Le lendemain soir, ils marchèrent - main dans la


main, encore - à travers les rues. Minnie Bibble
aimait tant les portes. A peine apercevait-elle le
moindre portail rouillé d’un parc qu’il lui fallait
trouver des interstices où se faufiler, comme pour
visiter l’au-delà des choses.
- Est-ce que je suis une porte, pour toi ? dit-il.
- Pas pour le moment.
Il fit lâchement semblant d’ignorer que les filles
ne changent jamais d’avis :
- Si tu changeais d’avis… Tu me le dirais ?
- Mais oui.
Mots qui ont escaladé souvent les voûtes des
ciels d’été. Minnie Bibble ajouta :
- Marchons encore un peu !
Elle avait raison. « Encore un peu ». Puisque ce
serait leur dernier moment. Minnie Bibble s’assit
sur la balançoire, sous les tilleuls. Comment
imaginer un personnage de Fitzgerald sans
balançoire ? Ses paumes glissèrent des épaules de
Minnie Bibble, le long de ses bras nus, jusqu’aux
mains de la jeune fille.
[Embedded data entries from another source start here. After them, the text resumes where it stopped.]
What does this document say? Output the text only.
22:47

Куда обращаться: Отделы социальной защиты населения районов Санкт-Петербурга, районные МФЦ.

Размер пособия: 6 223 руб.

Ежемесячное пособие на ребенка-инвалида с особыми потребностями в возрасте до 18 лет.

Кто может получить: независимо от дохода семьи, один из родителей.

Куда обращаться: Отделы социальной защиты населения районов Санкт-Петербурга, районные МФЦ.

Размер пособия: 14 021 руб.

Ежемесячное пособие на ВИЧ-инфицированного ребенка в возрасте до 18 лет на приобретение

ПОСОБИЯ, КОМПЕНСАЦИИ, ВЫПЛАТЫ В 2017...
Il les saisit. Minnie Bibble
frémit. Elle trembla, elle rougit.
Qui dira à une fille de vingt ans la course très
vive du temps, et d’un instant le cœur battant ?
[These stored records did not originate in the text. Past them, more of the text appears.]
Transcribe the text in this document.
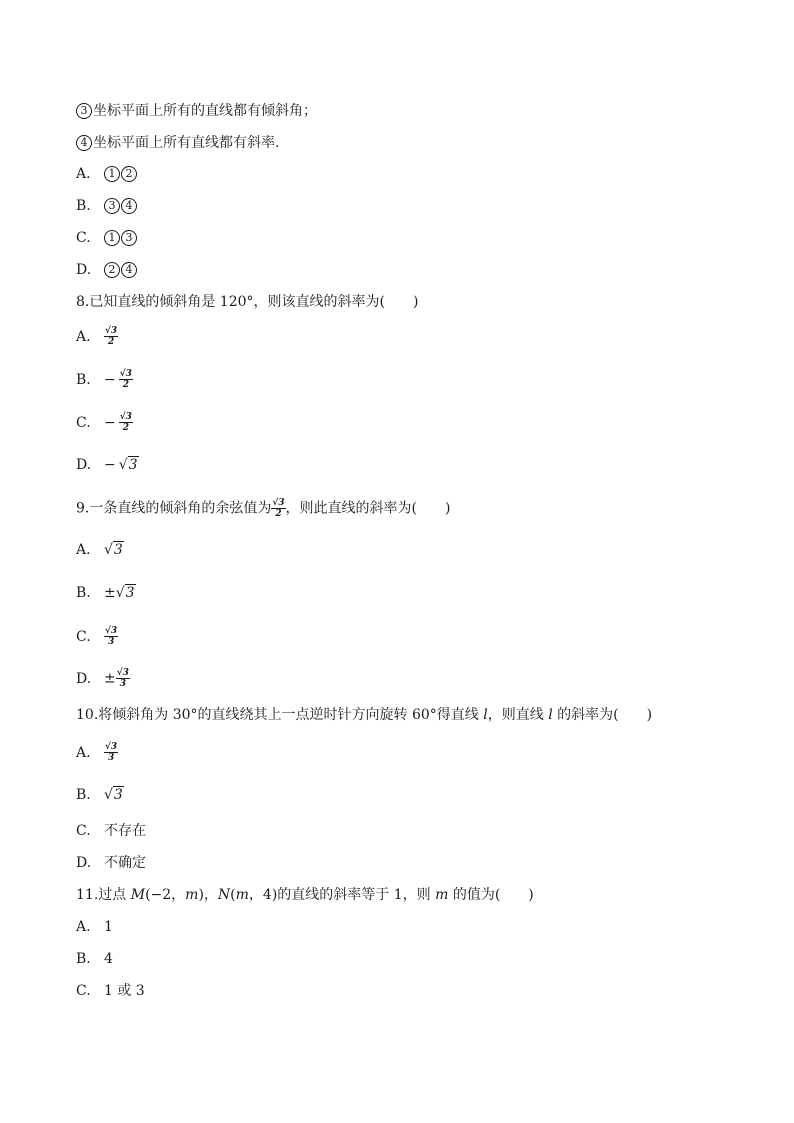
3 坐标平面上所有的直线都有倾斜角；
4 坐标平面上所有直线都有斜率.
A. 1 2
B. 3 4
C. 1 3
D. 2 4
8.已知直线的倾斜角是 120°，则该直线的斜率为(　　)
A. $\frac{√3}{2}$
B. − $\frac{√3}{2}$
C. − $\frac{√3}{2}$
D. − √3
9.一条直线的倾斜角的余弦值为 $\frac{√3}{2}$ ，则此直线的斜率为(　　)
A. √3
B. ±√3
C. $\frac{√3}{3}$
D. ± $\frac{√3}{3}$
10.将倾斜角为 30°的直线绕其上一点逆时针方向旋转 60°得直线 l，则直线 l 的斜率为(　　)
A. $\frac{√3}{3}$
B. √3
C. 不存在
D. 不确定
11.过点 M(−2，m)，N(m，4)的直线的斜率等于 1，则 m 的值为(　　)
A. 1
B. 4
C. 1 或 3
Qui dira à une fille de dix-sept ans de vieillir
l’étonnement grand ? Qui dira hier et demain à une
fille de quatorze ans, et qu’autant vaut cueillir les
roses du présent ? Qui dira à une fille de quinze
ans, niant un baiser en riant, qu’un jour, bientôt,
c’est en pleurant qu’elle verra s’enfuir au vent le
souvenir du ci-devant ? Qui dira, à une fille de
seize ans, que passeront aussi ses ans ?
C’était la saison où il pleut des filles, et voici
qu’à l’aube, à la brune, la lune apparaissait. Dans
le ciel le soleil traçait sa rune, qui évaporait la
pluie. L’ante est fuyante aux occasions galantes,
l’arc en ciel s’efface, ô saisons très lentes ! La
secrète absence était dans son cœur, les échos des
morts aux siècles par cœur. Silence au cœur qui
fend et mord le cœur, ce jusqu’à notre rencart
avec la Mort. C’était l’averse d’été aux gouttes
froides, comme les pleurs glacés des pauvres
morts roides. C’était la saison sans rien ni
personne, et il entendait le glas des cloches qui
sonnent. Mirages vains et promesses trahies, son
temps s’effilochait et les heures fuyaient.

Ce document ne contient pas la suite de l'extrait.